If you throw away quite ancient implementations, AR is image recognition and marker tracking.

With image recognition, it’s more or less clear. If the application should recognize a table, it is enough to upload to the server the library of table photos, indicate the general structure, color, arbitrary parameters and assign this data set a certain action when detected in the image.

The second part is marker tracking. Markers can be either specially printed images or any objects.
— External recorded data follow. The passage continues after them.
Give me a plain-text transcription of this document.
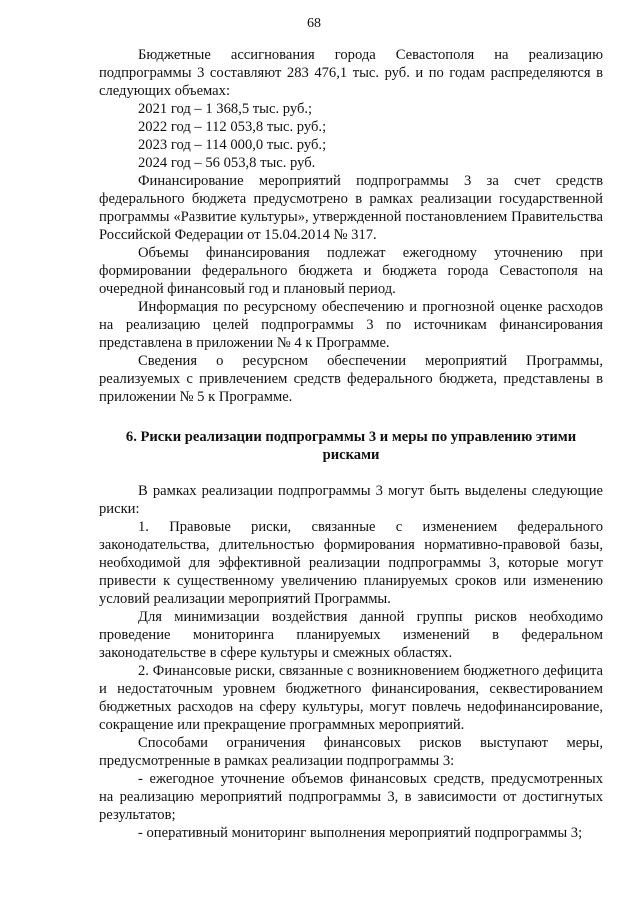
68

Бюджетные ассигнования города Севастополя на реализацию подпрограммы 3 составляют 283 476,1 тыс. руб. и по годам распределяются в следующих объемах:

2021 год – 1 368,5 тыс. руб.;

2022 год – 112 053,8 тыс. руб.;

2023 год – 114 000,0 тыс. руб.;

2024 год – 56 053,8 тыс. руб.

Финансирование мероприятий подпрограммы 3 за счет средств федерального бюджета предусмотрено в рамках реализации государственной программы «Развитие культуры», утвержденной постановлением Правительства Российской Федерации от 15.04.2014 № 317.

Объемы финансирования подлежат ежегодному уточнению при формировании федерального бюджета и бюджета города Севастополя на очередной финансовый год и плановый период.

Информация по ресурсному обеспечению и прогнозной оценке расходов на реализацию целей подпрограммы 3 по источникам финансирования представлена в приложении № 4 к Программе.

Сведения о ресурсном обеспечении мероприятий Программы, реализуемых с привлечением средств федерального бюджета, представлены в приложении № 5 к Программе.

6. Риски реализации подпрограммы 3 и меры по управлению этими рисками

В рамках реализации подпрограммы 3 могут быть выделены следующие риски:

1. Правовые риски, связанные с изменением федерального законодательства, длительностью формирования нормативно-правовой базы, необходимой для эффективной реализации подпрограммы 3, которые могут привести к существенному увеличению планируемых сроков или изменению условий реализации мероприятий Программы.

Для минимизации воздействия данной группы рисков необходимо проведение мониторинга планируемых изменений в федеральном законодательстве в сфере культуры и смежных областях.

2. Финансовые риски, связанные с возникновением бюджетного дефицита и недостаточным уровнем бюджетного финансирования, секвестированием бюджетных расходов на сферу культуры, могут повлечь недофинансирование, сокращение или прекращение программных мероприятий.

Способами ограничения финансовых рисков выступают меры, предусмотренные в рамках реализации подпрограммы 3:

- ежегодное уточнение объемов финансовых средств, предусмотренных на реализацию мероприятий подпрограммы 3, в зависимости от достигнутых результатов;

- оперативный мониторинг выполнения мероприятий подпрограммы 3;
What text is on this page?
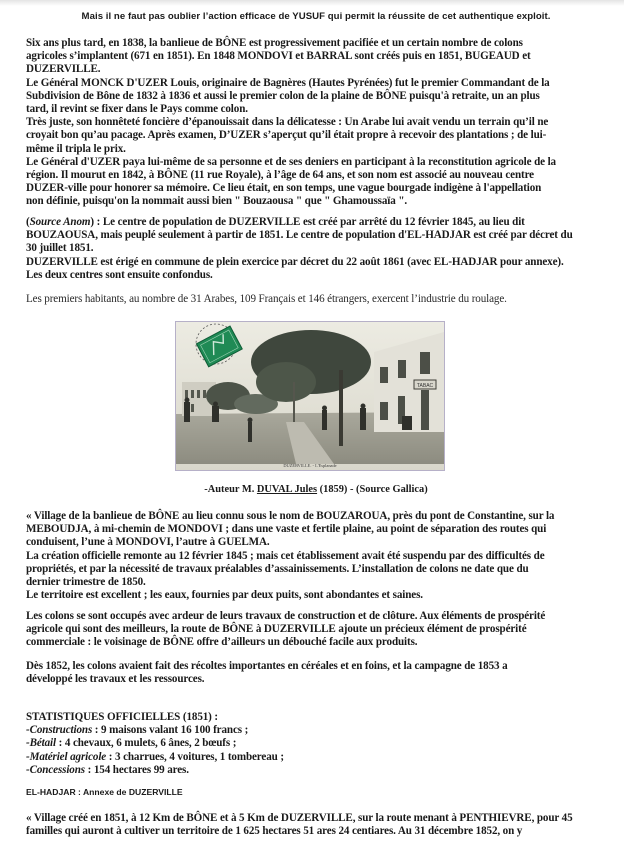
Mais il ne faut pas oublier l’action efficace de YUSUF qui permit la réussite de cet authentique exploit.
Six ans plus tard, en 1838, la banlieue de BÔNE est progressivement pacifiée et un certain nombre de colons
agricoles s’implantent (671 en 1851). En 1848 MONDOVI et BARRAL sont créés puis en 1851, BUGEAUD et
DUZERVILLE.
Le Général MONCK D'UZER Louis, originaire de Bagnères (Hautes Pyrénées) fut le premier Commandant de la
Subdivision de Bône de 1832 à 1836 et aussi le premier colon de la plaine de BÔNE puisqu'à retraite, un an plus
tard, il revint se fixer dans le Pays comme colon.
Très juste, son honnêteté foncière d’épanouissait dans la délicatesse : Un Arabe lui avait vendu un terrain qu’il ne
croyait bon qu’au pacage. Après examen, D’UZER s’aperçut qu’il était propre à recevoir des plantations ; de lui-
même il tripla le prix.
Le Général d'UZER paya lui-même de sa personne et de ses deniers en participant à la reconstitution agricole de la
région. Il mourut en 1842, à BÔNE (11 rue Royale), à l’âge de 64 ans, et son nom est associé au nouveau centre
DUZER-ville pour honorer sa mémoire. Ce lieu était, en son temps, une vague bourgade indigène à l'appellation
non définie, puisqu'on la nommait aussi bien " Bouzaousa " que " Ghamoussaïa ".
(Source Anom) : Le centre de population de DUZERVILLE est créé par arrêté du 12 février 1845, au lieu dit
BOUZAOUSA, mais peuplé seulement à partir de 1851. Le centre de population d'EL-HADJAR est créé par décret du
30 juillet 1851.
DUZERVILLE est érigé en commune de plein exercice par décret du 22 août 1861 (avec EL-HADJAR pour annexe).
Les deux centres sont ensuite confondus.
Les premiers habitants, au nombre de 31 Arabes, 109 Français et 146 étrangers, exercent l’industrie du roulage.
TABAC
DUZERVILLE. - L'Esplanade
-Auteur M. DUVAL Jules (1859) - (Source Gallica)
« Village de la banlieue de BÔNE au lieu connu sous le nom de BOUZAROUA, près du pont de Constantine, sur la
MEBOUDJA, à mi-chemin de MONDOVI ; dans une vaste et fertile plaine, au point de séparation des routes qui
conduisent, l’une à MONDOVI, l’autre à GUELMA.
La création officielle remonte au 12 février 1845 ; mais cet établissement avait été suspendu par des difficultés de
propriétés, et par la nécessité de travaux préalables d’assainissements. L’installation de colons ne date que du
dernier trimestre de 1850.
Le territoire est excellent ; les eaux, fournies par deux puits, sont abondantes et saines.
Les colons se sont occupés avec ardeur de leurs travaux de construction et de clôture. Aux éléments de prospérité
agricole qui sont des meilleurs, la route de BÔNE à DUZERVILLE ajoute un précieux élément de prospérité
commerciale : le voisinage de BÔNE offre d’ailleurs un débouché facile aux produits.
Dès 1852, les colons avaient fait des récoltes importantes en céréales et en foins, et la campagne de 1853 a
développé les travaux et les ressources.
STATISTIQUES OFFICIELLES (1851) :
-Constructions : 9 maisons valant 16 100 francs ;
-Bétail : 4 chevaux, 6 mulets, 6 ânes, 2 bœufs ;
-Matériel agricole : 3 charrues, 4 voitures, 1 tombereau ;
-Concessions : 154 hectares 99 ares.
EL-HADJAR : Annexe de DUZERVILLE
« Village créé en 1851, à 12 Km de BÔNE et à 5 Km de DUZERVILLE, sur la route menant à PENTHIEVRE, pour 45
familles qui auront à cultiver un territoire de 1 625 hectares 51 ares 24 centiares. Au 31 décembre 1852, on y
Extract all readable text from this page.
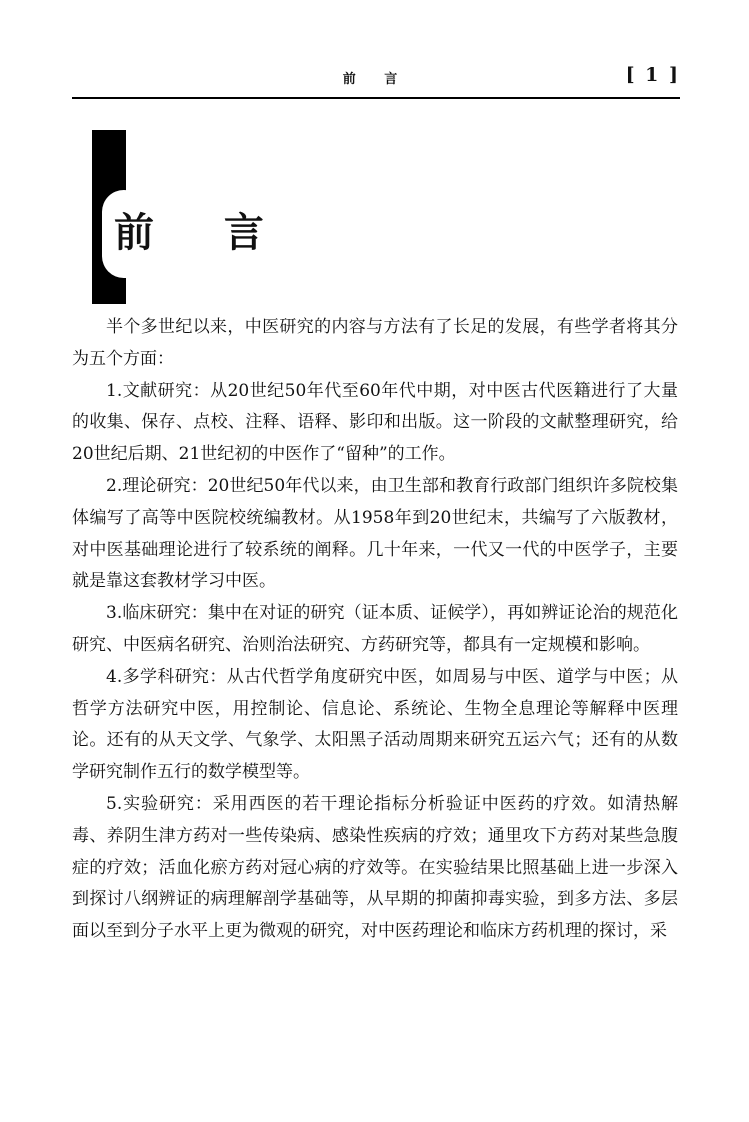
前 言	[ 1 ]
前 言

半个多世纪以来，中医研究的内容与方法有了长足的发展，有些学者将其分为五个方面：

1.文献研究：从20世纪50年代至60年代中期，对中医古代医籍进行了大量的收集、保存、点校、注释、语释、影印和出版。这一阶段的文献整理研究，给20世纪后期、21世纪初的中医作了“留种”的工作。

2.理论研究：20世纪50年代以来，由卫生部和教育行政部门组织许多院校集体编写了高等中医院校统编教材。从1958年到20世纪末，共编写了六版教材，对中医基础理论进行了较系统的阐释。几十年来，一代又一代的中医学子，主要就是靠这套教材学习中医。

3.临床研究：集中在对证的研究（证本质、证候学），再如辨证论治的规范化研究、中医病名研究、治则治法研究、方药研究等，都具有一定规模和影响。

4.多学科研究：从古代哲学角度研究中医，如周易与中医、道学与中医；从哲学方法研究中医，用控制论、信息论、系统论、生物全息理论等解释中医理论。还有的从天文学、气象学、太阳黑子活动周期来研究五运六气；还有的从数学研究制作五行的数学模型等。

5.实验研究：采用西医的若干理论指标分析验证中医药的疗效。如清热解毒、养阴生津方药对一些传染病、感染性疾病的疗效；通里攻下方药对某些急腹症的疗效；活血化瘀方药对冠心病的疗效等。在实验结果比照基础上进一步深入到探讨八纲辨证的病理解剖学基础等，从早期的抑菌抑毒实验，到多方法、多层面以至到分子水平上更为微观的研究，对中医药理论和临床方药机理的探讨，采
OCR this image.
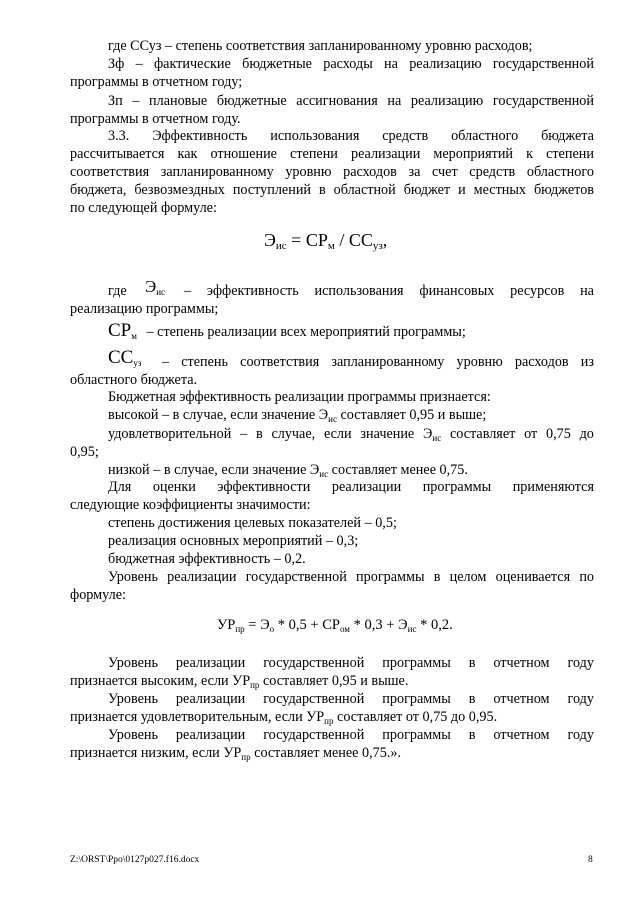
где ССуз – степень соответствия запланированному уровню расходов;
Зф – фактические бюджетные расходы на реализацию государственной
программы в отчетном году;
Зп – плановые бюджетные ассигнования на реализацию государственной
программы в отчетном году.
3.3. Эффективность использования средств областного бюджета
рассчитывается как отношение степени реализации мероприятий к степени
соответствия запланированному уровню расходов за счет средств областного
бюджета, безвозмездных поступлений в областной бюджет и местных бюджетов
по следующей формуле:
$Э_{ис} = СР_м / СС_{уз}$,
где $Э_{ис}$ – эффективность использования финансовых ресурсов на
реализацию программы;
$СР_м$ – степень реализации всех мероприятий программы;
$СС_{уз}$ – степень соответствия запланированному уровню расходов из
областного бюджета.
Бюджетная эффективность реализации программы признается:
высокой – в случае, если значение $Э_{ис}$ составляет 0,95 и выше;
удовлетворительной – в случае, если значение $Э_{ис}$ составляет от 0,75 до
0,95;
низкой – в случае, если значение $Э_{ис}$ составляет менее 0,75.
Для оценки эффективности реализации программы применяются
следующие коэффициенты значимости:
степень достижения целевых показателей – 0,5;
реализация основных мероприятий – 0,3;
бюджетная эффективность – 0,2.
Уровень реализации государственной программы в целом оценивается по
формуле:
$УР_{пр} = Э_о * 0,5 + СР_{ом} * 0,3 + Э_{ис} * 0,2$.
Уровень реализации государственной программы в отчетном году
признается высоким, если $УР_{пр}$ составляет 0,95 и выше.
Уровень реализации государственной программы в отчетном году
признается удовлетворительным, если $УР_{пр}$ составляет от 0,75 до 0,95.
Уровень реализации государственной программы в отчетном году
признается низким, если $УР_{пр}$ составляет менее 0,75.».
Z:\ORST\Ppo\0127p027.f16.docx	8
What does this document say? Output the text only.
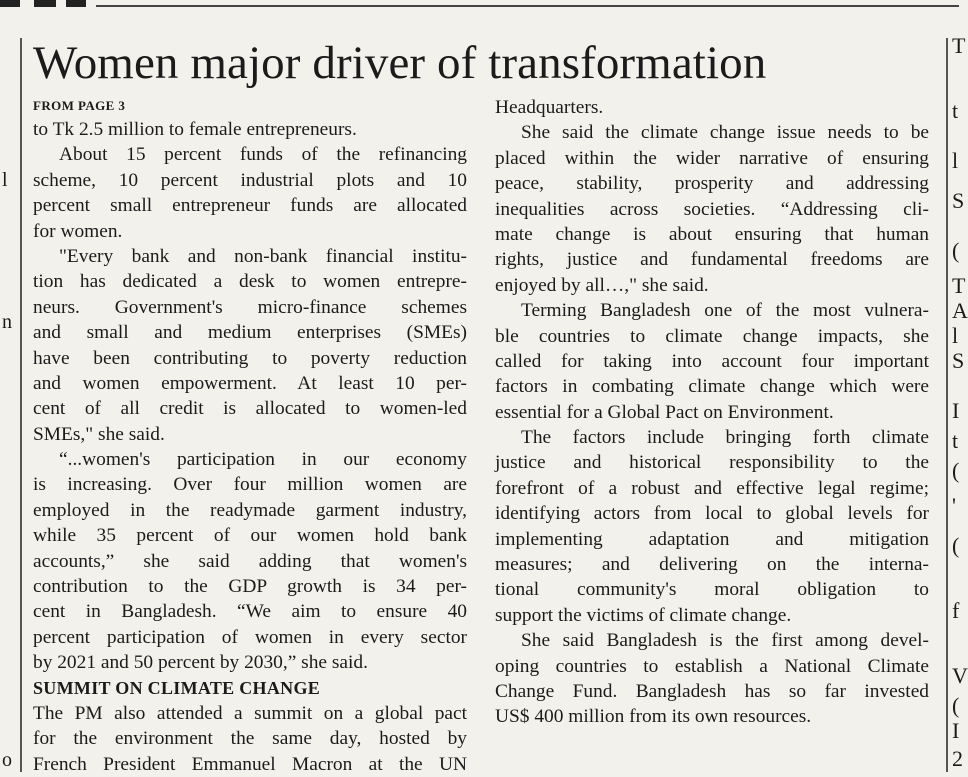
l
n
o
T
t
l
S
(
T
A
l
S
I
t
(
'
(
f
V
(
I
2
Women major driver of transformation
FROM PAGE 3
to Tk 2.5 million to female entrepreneurs.
About 15 percent funds of the refinancing
scheme, 10 percent industrial plots and 10
percent small entrepreneur funds are allocated
for women.
"Every bank and non-bank financial institu-
tion has dedicated a desk to women entrepre-
neurs. Government's micro-finance schemes
and small and medium enterprises (SMEs)
have been contributing to poverty reduction
and women empowerment. At least 10 per-
cent of all credit is allocated to women-led
SMEs," she said.
“...women's participation in our economy
is increasing. Over four million women are
employed in the readymade garment industry,
while 35 percent of our women hold bank
accounts,” she said adding that women's
contribution to the GDP growth is 34 per-
cent in Bangladesh. “We aim to ensure 40
percent participation of women in every sector
by 2021 and 50 percent by 2030,” she said.
SUMMIT ON CLIMATE CHANGE
The PM also attended a summit on a global pact
for the environment the same day, hosted by
French President Emmanuel Macron at the UN
Headquarters.
She said the climate change issue needs to be
placed within the wider narrative of ensuring
peace, stability, prosperity and addressing
inequalities across societies. “Addressing cli-
mate change is about ensuring that human
rights, justice and fundamental freedoms are
enjoyed by all…," she said.
Terming Bangladesh one of the most vulnera-
ble countries to climate change impacts, she
called for taking into account four important
factors in combating climate change which were
essential for a Global Pact on Environment.
The factors include bringing forth climate
justice and historical responsibility to the
forefront of a robust and effective legal regime;
identifying actors from local to global levels for
implementing adaptation and mitigation
measures; and delivering on the interna-
tional community's moral obligation to
support the victims of climate change.
She said Bangladesh is the first among devel-
oping countries to establish a National Climate
Change Fund. Bangladesh has so far invested
US$ 400 million from its own resources.
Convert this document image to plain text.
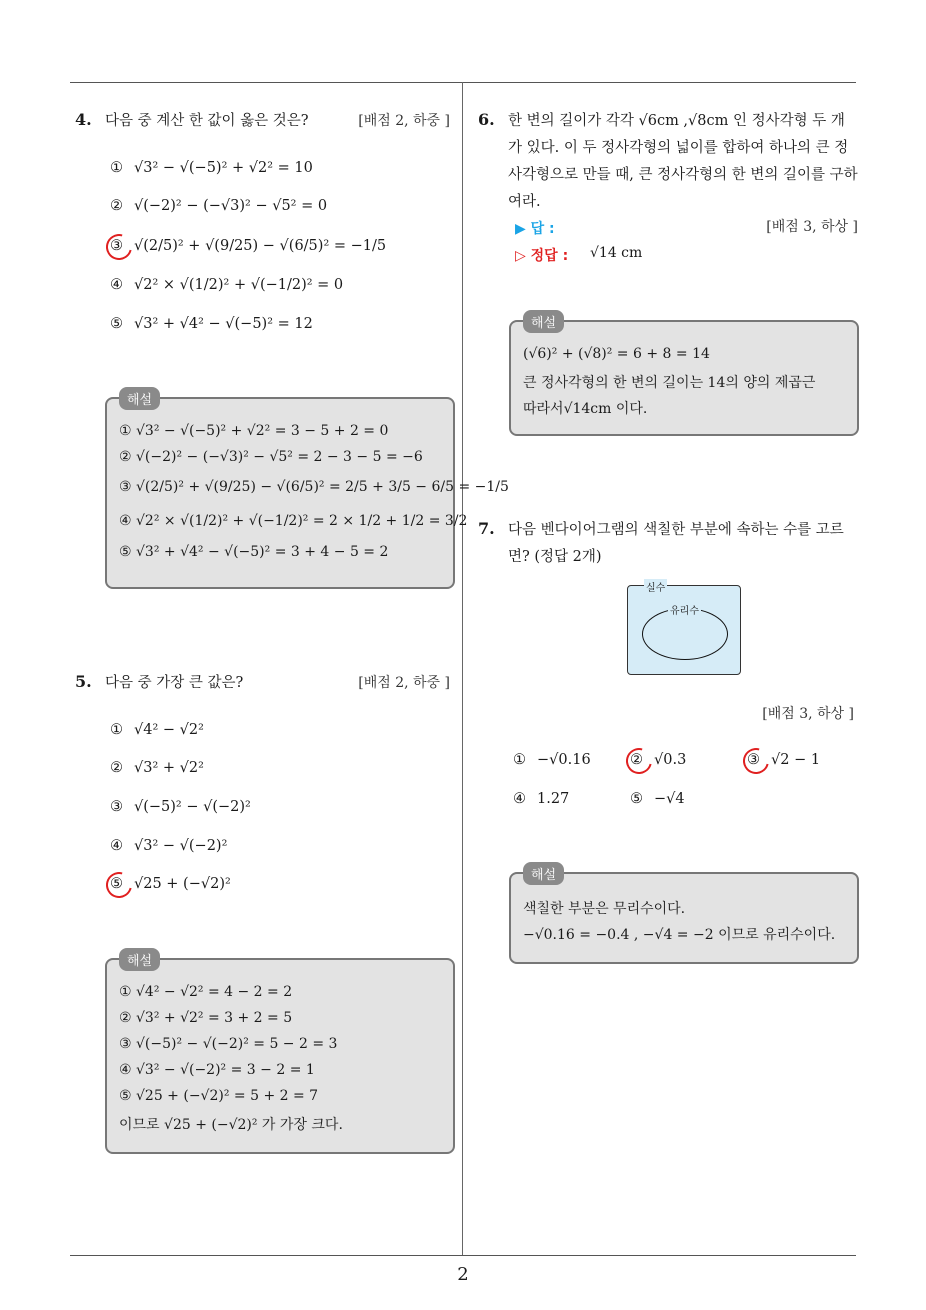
4. 다음 중 계산 한 값이 옳은 것은?	[배점 2, 하중 ]
① √3² − √(−5)² + √2² = 10
② √(−2)² − (−√3)² − √5² = 0
③ √(2/5)² + √(9/25) − √(6/5)² = −1/5
④ √2² × √(1/2)² + √(−1/2)² = 0
⑤ √3² + √4² − √(−5)² = 12
해설
① √3² − √(−5)² + √2² = 3 − 5 + 2 = 0
② √(−2)² − (−√3)² − √5² = 2 − 3 − 5 = −6
③ √(2/5)² + √(9/25) − √(6/5)² = 2/5 + 3/5 − 6/5 = −1/5
④ √2² × √(1/2)² + √(−1/2)² = 2 × 1/2 + 1/2 = 3/2
⑤ √3² + √4² − √(−5)² = 3 + 4 − 5 = 2
5. 다음 중 가장 큰 값은?	[배점 2, 하중 ]
① √4² − √2²
② √3² + √2²
③ √(−5)² − √(−2)²
④ √3² − √(−2)²
⑤ √25 + (−√2)²
해설
① √4² − √2² = 4 − 2 = 2
② √3² + √2² = 3 + 2 = 5
③ √(−5)² − √(−2)² = 5 − 2 = 3
④ √3² − √(−2)² = 3 − 2 = 1
⑤ √25 + (−√2)² = 5 + 2 = 7
이므로 √25 + (−√2)² 가 가장 크다.
6. 한 변의 길이가 각각 √6cm ,√8cm 인 정사각형 두 개가 있다. 이 두 정사각형의 넓이를 합하여 하나의 큰 정사각형으로 만들 때, 큰 정사각형의 한 변의 길이를 구하여라.
[배점 3, 하상 ]
▶ 답 :
▷ 정답 : √14 cm
해설
(√6)² + (√8)² = 6 + 8 = 14
큰 정사각형의 한 변의 길이는 14의 양의 제곱근
따라서√14cm 이다.
7. 다음 벤다이어그램의 색칠한 부분에 속하는 수를 고르면? (정답 2개)
실수
유리수
[배점 3, 하상 ]
① −√0.16	② √0.3	③ √2 − 1
④ 1.27	⑤ −√4
해설
색칠한 부분은 무리수이다.
−√0.16 = −0.4 , −√4 = −2 이므로 유리수이다.
2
The application recognizes a log cover in a simple form with right angles and a specific image, and will track its position in space by marking its offset from the background. In this case, the cover itself is a marker.

With special markers everything is even easier. Let’s say we want to try on new disks in the car. For this purpose it is enough for us to paste QR tags on disks and the system will automatically understand, what exactly in these places the image of new wheels should be inserted into a picture. One more example: we put a mark on the floor and the application understands that this plane is the floor and will place arbitrary objects on it.

But markers everywhere you do not stick, and make a unique marker for each situation and unify the whole system is too difficult.

Here comes SLAM – a method of Simultaneous Localization and Map Building, used to build a map in an unknown space with simultaneous control of the current location and the path covered.

Sounds complicated. In a simplified way, SLAM is a way to recognize the camera’s environment and location by decomposing the image into geometric objects and lines. Then the system assigns a point (or many, many points) to each individual form, fixing their location in spatial coordinates on consecutive frames of the video stream. Thus, the conditional building is laid out on the plane of walls, windows, edges and other distinguished elements. And the conditional room – on the plane (floor, ceiling, walls) and objects inside. Due to the fact that the algorithm allows you to memorize the position of points in space, returning to the same room from another one you will see the points at the same places where they were before.

This method received a particularly strong boost after smartphone manufacturers began to build in additional cameras to calculate the depth of field in their devices.

Don’t think that Slam is an advanced version of conventional pattern recognition and marker tracking. Rather, it is a tool that is much better suited for orientation of augmented reality systems in space. It gives the application an idea of where the user is. But it is much worse suited for identifying, for example, a bear in an image.

For maximum efficiency, both approaches are combined for a particular task. Which brings us to the present situation.